Wednesday, June 13, 2007

Name-Dropping, Small World, Raspberries

When I was a kid, I lived across the street from a really nice couple of the grandparent-ish variety. They were smart, and bookish, and kind, and when I ran over to their house in brand-new shoes one day and called out from the sidewalk that the shoes were making me dance until my feet were sore like the Red Shoes, they totally got the literary reference, which made me so happy.

They were not only grandparent-ish but were, in fact, actual grandparents, whose grandchildren were a few years younger than me and would come to visit sometimes from the City near our suburb. I think once or twice I even babysat for them. The older grandchild became friends with my younger brother, I think through summer camp, and they've remained in touch through adulthood. This same older grandchild, in one of those weird small-world occurrences, happened to meet and eventually marry a college friend of mine, so they're sort of like relatives on both sides.

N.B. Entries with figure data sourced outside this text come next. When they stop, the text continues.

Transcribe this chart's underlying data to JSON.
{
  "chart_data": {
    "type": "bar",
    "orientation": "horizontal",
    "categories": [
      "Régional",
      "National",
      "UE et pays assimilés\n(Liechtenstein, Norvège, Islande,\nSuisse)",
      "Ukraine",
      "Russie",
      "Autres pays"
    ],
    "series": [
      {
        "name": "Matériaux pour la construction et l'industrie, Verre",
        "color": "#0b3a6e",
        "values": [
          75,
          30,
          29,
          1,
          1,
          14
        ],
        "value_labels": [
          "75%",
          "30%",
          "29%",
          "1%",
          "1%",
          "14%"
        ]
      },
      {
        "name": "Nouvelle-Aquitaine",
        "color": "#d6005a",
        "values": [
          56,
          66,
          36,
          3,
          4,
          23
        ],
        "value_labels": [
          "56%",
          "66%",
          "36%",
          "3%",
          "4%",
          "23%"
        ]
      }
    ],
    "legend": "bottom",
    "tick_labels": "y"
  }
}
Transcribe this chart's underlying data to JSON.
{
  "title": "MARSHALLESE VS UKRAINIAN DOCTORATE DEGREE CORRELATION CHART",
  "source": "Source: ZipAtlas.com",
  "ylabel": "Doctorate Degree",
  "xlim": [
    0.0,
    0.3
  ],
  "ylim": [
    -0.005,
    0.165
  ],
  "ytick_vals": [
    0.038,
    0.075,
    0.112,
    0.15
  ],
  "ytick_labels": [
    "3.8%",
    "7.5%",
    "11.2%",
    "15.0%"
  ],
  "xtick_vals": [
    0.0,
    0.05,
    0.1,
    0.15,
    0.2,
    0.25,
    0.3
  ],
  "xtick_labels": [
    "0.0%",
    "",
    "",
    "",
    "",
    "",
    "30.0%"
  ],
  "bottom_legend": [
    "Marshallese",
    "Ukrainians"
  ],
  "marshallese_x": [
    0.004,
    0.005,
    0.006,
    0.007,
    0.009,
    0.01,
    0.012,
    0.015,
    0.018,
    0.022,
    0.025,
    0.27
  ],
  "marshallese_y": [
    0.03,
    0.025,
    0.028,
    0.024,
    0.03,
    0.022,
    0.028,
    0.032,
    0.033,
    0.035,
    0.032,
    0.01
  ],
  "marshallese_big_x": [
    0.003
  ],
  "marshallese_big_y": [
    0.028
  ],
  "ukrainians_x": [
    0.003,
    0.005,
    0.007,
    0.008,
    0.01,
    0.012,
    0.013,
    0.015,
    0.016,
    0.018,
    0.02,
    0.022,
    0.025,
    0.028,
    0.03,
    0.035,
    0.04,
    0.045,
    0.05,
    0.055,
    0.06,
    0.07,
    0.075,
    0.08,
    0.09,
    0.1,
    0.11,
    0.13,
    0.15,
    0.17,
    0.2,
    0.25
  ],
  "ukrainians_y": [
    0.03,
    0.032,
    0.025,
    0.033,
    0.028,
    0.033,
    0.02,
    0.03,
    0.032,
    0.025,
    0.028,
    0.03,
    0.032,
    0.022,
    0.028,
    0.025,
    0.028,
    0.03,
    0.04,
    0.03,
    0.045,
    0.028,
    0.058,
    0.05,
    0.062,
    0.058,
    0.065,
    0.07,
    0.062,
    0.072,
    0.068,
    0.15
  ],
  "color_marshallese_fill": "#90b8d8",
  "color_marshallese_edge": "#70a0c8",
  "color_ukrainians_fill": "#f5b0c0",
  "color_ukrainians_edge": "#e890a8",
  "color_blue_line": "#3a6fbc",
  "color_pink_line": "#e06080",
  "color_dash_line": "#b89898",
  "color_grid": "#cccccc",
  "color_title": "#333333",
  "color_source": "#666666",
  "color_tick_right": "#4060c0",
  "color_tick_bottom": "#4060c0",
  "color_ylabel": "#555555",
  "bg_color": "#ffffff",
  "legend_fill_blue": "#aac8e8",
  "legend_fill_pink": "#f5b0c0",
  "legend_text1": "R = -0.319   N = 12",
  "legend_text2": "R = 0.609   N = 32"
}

And now this selfsame older grandchild of my old neighbors, Mark Dominus, friend of my brother, college-friend-in-law of mine, has gone and gotten himself cited in the kidlitosphere for his thoughtful and deadpan analysis of one of my favorite easy readers, A Bargain for Frances. My college friend Lorrie even makes an appearance, doing our alma mater proud with some hardcore lit-crit speculation regarding the inner life and motivations of Thelma, Frances's nefarious tea-set-swindler pal.

My favorite part, though, is Mark's own rueful evaluation of his attempts to explain the concept of "lying" to his 2-year-old daughter, Iris, using the hypothetical example of his telling her there were no raspberries in the refriegerator, even if there were, if he wanted to keep them all for himself: "I think Iris attached too much significance to the raspberries; for a while she seemed to think that lying had something to do with raspberries."

Well. I don't have any justification for feeling proud by association, but somehow I do. Maybe I can meet Iris in person someday, and we can discuss this crucial raspberry issue further.

Thanks to Fuse #8, now in her new home, for the link.


liz said...

That is a truly terrific piece of analysis.

Genevieve said...

What a great blog! Love the Bargain for Frances entry.

He has another post making an excellent point about the weakness of the Goblet of Fire plot. I'm wondering if anyone's ever satisfactorily addressed that plot problem?
(My own plot problem concerns Prisoner of Azkaban, which we finished reading to our son yesterday. On my re-read (first time for son, multiple time for me) I noticed this problem:


How does Sirius buy the Firebolt for Harry? He said he gave Crookshank the order, in Harry's name, and told them to take the money from his own Gringott's account. What merchant would take money from Sirius Black's account? And if they did, wouldn't everyone know about it, since everyone in the wizarding world was looking for Black?

Alkelda the Gleeful said...

Wow! I had always just assumed Thelma was a devious witch of a friend, and didn't make the connection that her mother probably used the same arguments on her that Thelma presents to Francis. I feel a bit more compassionate toward Thelma than I had previously.